Чем глубже он вгрызался в опровержение иудаизма с марксистских позиций, тем дальше уклонялся он от партийной линии, а когда дошел до решения стать символом опровержения этой нелогичной религии непосредственно на месте ее зарождения, его заявление на эмиграцию лишило его партийного билета и обеспечило увольнение с работы. Естественно, он был одним из первых диссидентов-сионистов, кто получил повестку в армию перед визитом в Москву американского президента. Пока Маркин и Никсон искали встречи друг с другом в дымной мгле, за ними гонялись военкоматчики с милиционерами. У Максима, однако, было такое подозрение, что Маркин попросил у него политического убежища от своей собственной жены, которую Маркин оставил дома вести переговоры через дверную цепочку с нарядом милиции и представителем военкомата, совершавшими периодически налет на его квартиру. Супруга заявляла полиции, что Маркин ее бросил и исчез в неизвестном направлении. Милиция следила за передвижениями подозреваемых в эту жарищу явно спустя рукава, потому что супруга периодически забегала в квартиру Максима к Маркину, как в больницу с авоськами. Максим пытался заглушить грохотом своей пишущей машинки регулярные семейные перебранки между Маркиным и его супругой в соседней комнате.

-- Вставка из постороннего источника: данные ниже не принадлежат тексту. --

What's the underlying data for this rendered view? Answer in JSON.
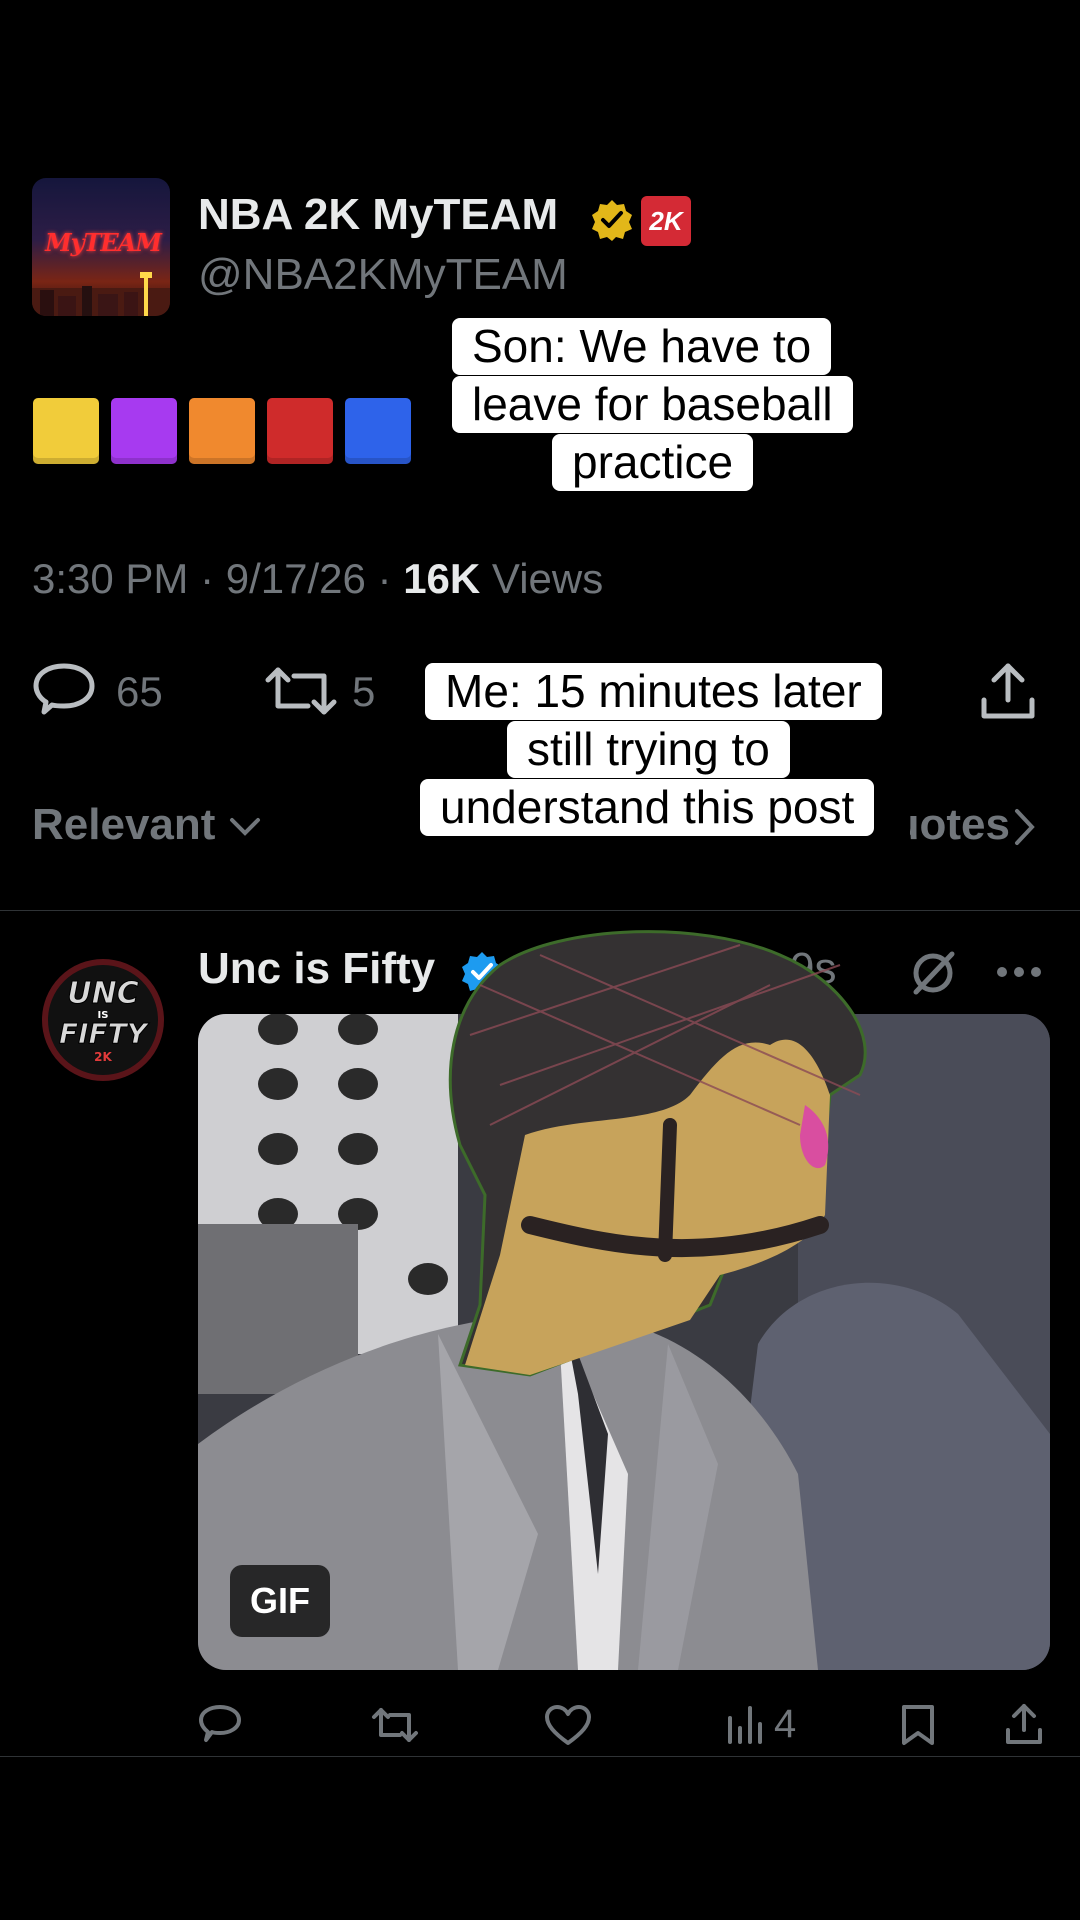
{
  "tweet": {
    "display_name": "NBA 2K MyTEAM",
    "handle": "@NBA2KMyTEAM",
    "avatar_text": "MyTEAM",
    "badge_2k": "2K",
    "square_colors": [
      "#f1cc3a",
      "#a73af0",
      "#f0892e",
      "#cf2b2b",
      "#2e63ea"
    ],
    "time": "3:30 PM · 9/17/26 · ",
    "views_count": "16K",
    "views_label": " Views",
    "replies": "65",
    "reposts": "5",
    "sort_label": "Relevant",
    "quotes_label": "Quotes"
  },
  "captions": {
    "son_line1": "Son: We have to",
    "son_line2": "leave for baseball",
    "son_line3": "practice",
    "me_line1": "Me: 15 minutes later",
    "me_line2": "still trying to",
    "me_line3": "understand this post"
  },
  "reply": {
    "display_name": "Unc is Fifty",
    "time": "9s",
    "avatar_line1": "UNC",
    "avatar_line2": "IS",
    "avatar_line3": "FIFTY",
    "avatar_line4": "2K",
    "gif_label": "GIF",
    "views": "4"
  },
  "colors": {
    "background": "#000000",
    "text_primary": "#e7e9ea",
    "text_secondary": "#71767b",
    "verified_blue": "#1d9bf0",
    "verified_gold": "#e2b719"
  }
}
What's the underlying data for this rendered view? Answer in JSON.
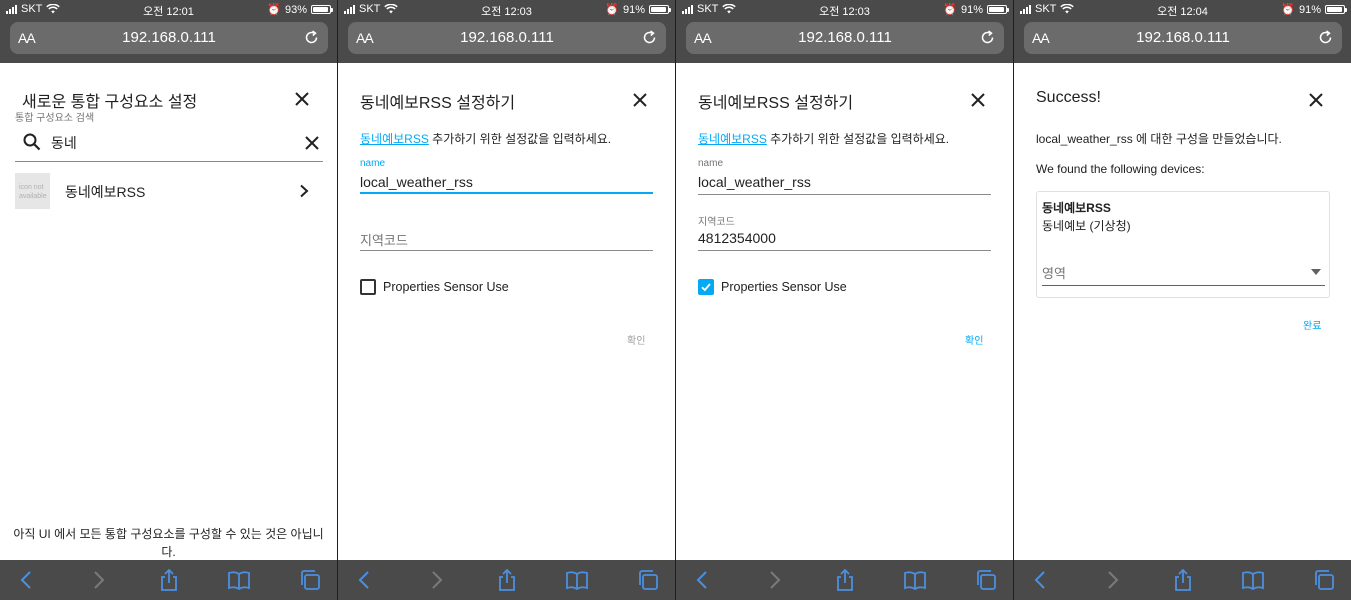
{
  "screens": [
    {
      "status": {
        "carrier": "SKT",
        "time": "오전 12:01",
        "battery_pct": "93%",
        "battery_level": 0.93
      },
      "url": "192.168.0.111",
      "aa": "AA",
      "dialog": {
        "title": "새로운 통합 구성요소 설정",
        "search_label": "통합 구성요소 검색",
        "search_value": "동네",
        "result_icon_text": "icon not available",
        "result_label": "동네예보RSS",
        "footer_note": "아직 UI 에서 모든 통합 구성요소를 구성할 수 있는 것은 아닙니다."
      }
    },
    {
      "status": {
        "carrier": "SKT",
        "time": "오전 12:03",
        "battery_pct": "91%",
        "battery_level": 0.91
      },
      "url": "192.168.0.111",
      "aa": "AA",
      "dialog": {
        "title": "동네예보RSS 설정하기",
        "desc_link": "동네예보RSS",
        "desc_text": " 추가하기 위한 설정값을 입력하세요.",
        "name_label": "name",
        "name_value": "local_weather_rss",
        "region_placeholder": "지역코드",
        "checkbox_label": "Properties Sensor Use",
        "checkbox_checked": false,
        "confirm": "확인"
      }
    },
    {
      "status": {
        "carrier": "SKT",
        "time": "오전 12:03",
        "battery_pct": "91%",
        "battery_level": 0.91
      },
      "url": "192.168.0.111",
      "aa": "AA",
      "dialog": {
        "title": "동네예보RSS 설정하기",
        "desc_link": "동네예보RSS",
        "desc_text": " 추가하기 위한 설정값을 입력하세요.",
        "name_label": "name",
        "name_value": "local_weather_rss",
        "region_label": "지역코드",
        "region_value": "4812354000",
        "checkbox_label": "Properties Sensor Use",
        "checkbox_checked": true,
        "confirm": "확인"
      }
    },
    {
      "status": {
        "carrier": "SKT",
        "time": "오전 12:04",
        "battery_pct": "91%",
        "battery_level": 0.91
      },
      "url": "192.168.0.111",
      "aa": "AA",
      "dialog": {
        "title": "Success!",
        "created_msg": "local_weather_rss 에 대한 구성을 만들었습니다.",
        "found_msg": "We found the following devices:",
        "device_name": "동네예보RSS",
        "device_model": "동네예보 (기상청)",
        "area_placeholder": "영역",
        "finish": "완료"
      }
    }
  ],
  "colors": {
    "accent": "#03a9f4",
    "chrome": "#4a4a4a",
    "urlbar": "#6b6b6b",
    "toolbar_icon": "#4a90e2"
  }
}
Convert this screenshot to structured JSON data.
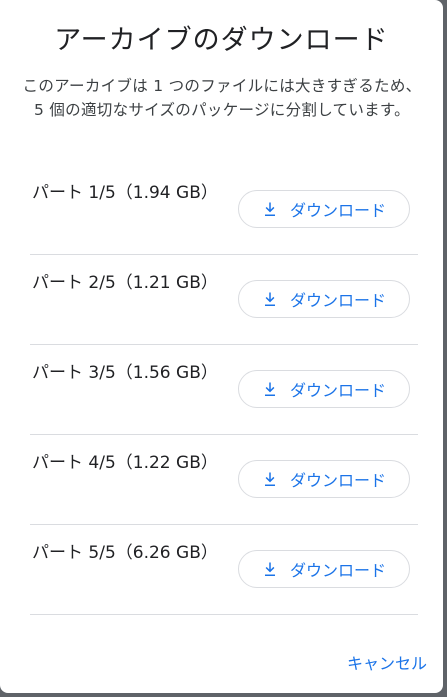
{
  "dialog": {
    "title": "アーカイブのダウンロード",
    "description": "このアーカイブは 1 つのファイルには大きすぎるため、5 個の適切なサイズのパッケージに分割しています。",
    "parts": [
      {
        "label": "パート 1/5（1.94 GB）",
        "button_label": "ダウンロード"
      },
      {
        "label": "パート 2/5（1.21 GB）",
        "button_label": "ダウンロード"
      },
      {
        "label": "パート 3/5（1.56 GB）",
        "button_label": "ダウンロード"
      },
      {
        "label": "パート 4/5（1.22 GB）",
        "button_label": "ダウンロード"
      },
      {
        "label": "パート 5/5（6.26 GB）",
        "button_label": "ダウンロード"
      }
    ],
    "cancel_label": "キャンセル"
  },
  "icons": {
    "download": "download-icon"
  },
  "colors": {
    "accent": "#1a73e8",
    "text": "#202124",
    "divider": "#dadce0",
    "backdrop": "#5f6368"
  }
}
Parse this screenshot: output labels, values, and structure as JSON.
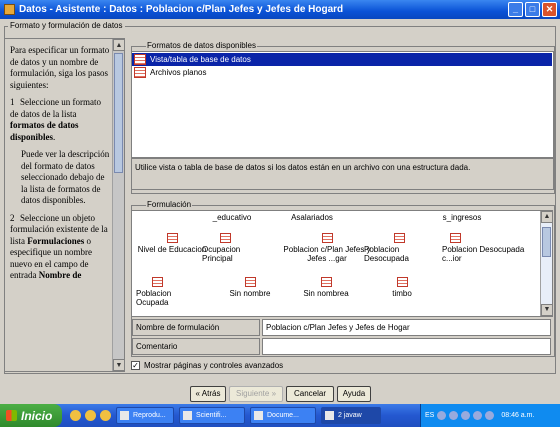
{
  "window": {
    "title": "Datos - Asistente : Datos : Poblacion c/Plan Jefes y Jefes de Hogard",
    "buttons": {
      "minimize": "_",
      "maximize": "□",
      "close": "✕"
    }
  },
  "group_title": "Formato y formulación de datos",
  "help": {
    "intro": "Para especificar un formato de datos y un nombre de formulación, siga los pasos siguientes:",
    "step1_num": "1",
    "step1_a": "Seleccione un formato de datos de la lista ",
    "step1_b": "formatos de datos disponibles",
    "step1_c": ".",
    "step1_note": "Puede ver la descripción del formato de datos seleccionado debajo de la lista de formatos de datos disponibles.",
    "step2_num": "2",
    "step2_a": "Seleccione un objeto formulación existente de la lista ",
    "step2_b": "Formulaciones",
    "step2_c": " o especifique un nombre nuevo en el campo de entrada ",
    "step2_d": "Nombre de"
  },
  "formats": {
    "label": "Formatos de datos disponibles",
    "items": [
      "Vista/tabla de base de datos",
      "Archivos planos"
    ],
    "selected": 0,
    "description": "Utilice vista o tabla de base de datos si los datos están en un archivo con una estructura dada."
  },
  "formulacion": {
    "label": "Formulación",
    "top_row": [
      "_educativo",
      "Asalariados",
      "s_ingresos"
    ],
    "items": [
      "Nivel de Educacion",
      "Ocupacion Principal",
      "Poblacion c/Plan Jefes y Jefes ...gar",
      "Poblacion Desocupada",
      "Poblacion Desocupada c...ior",
      "Poblacion Ocupada",
      "Sin nombre",
      "Sin nombrea",
      "timbo"
    ]
  },
  "fields": {
    "name_label": "Nombre de formulación",
    "name_value": "Poblacion c/Plan Jefes y Jefes de Hogar",
    "comment_label": "Comentario",
    "comment_value": ""
  },
  "advanced_checkbox": {
    "label": "Mostrar páginas y controles avanzados",
    "checked": "✓"
  },
  "buttons": {
    "back": "« Atrás",
    "next": "Siguiente »",
    "cancel": "Cancelar",
    "help": "Ayuda"
  },
  "taskbar": {
    "start": "Inicio",
    "items": [
      "Reprodu...",
      "Scientifi...",
      "Docume...",
      "2 javaw"
    ],
    "lang": "ES",
    "clock": "08:46 a.m."
  }
}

На тайное свидание с Маркиным в квартиру Максима стали сбегаться и рекордсмены отъездного марафона: все как один в еврейских тюбетейках, как в жокейских картузах, они таскали с собой тяжелые портфели с самиздатом и тамиздатом. Максим опасался, что в этот круговорот и циркуляцию самиздата закрутят по излишнему энтузиазму и его библиотеку переводчика – словари с энциклопедиями и справочниками, разбросанными по квартире. Сами же эти деятели, полагал Максим, принадлежали к тому новому поколению советских идеалистов, для которых реального объекта самого по себе как такового уже не существовало – в смутной советской действительности от предметов остались, с их точки зрения, одни лишь тени, и тени эти отбрасывались светом, исходящим исключительно из их горящих идеей глаз: книга, дом, женщина принадлежали лишь тому, кто правильно осветит этот предмет идеологически.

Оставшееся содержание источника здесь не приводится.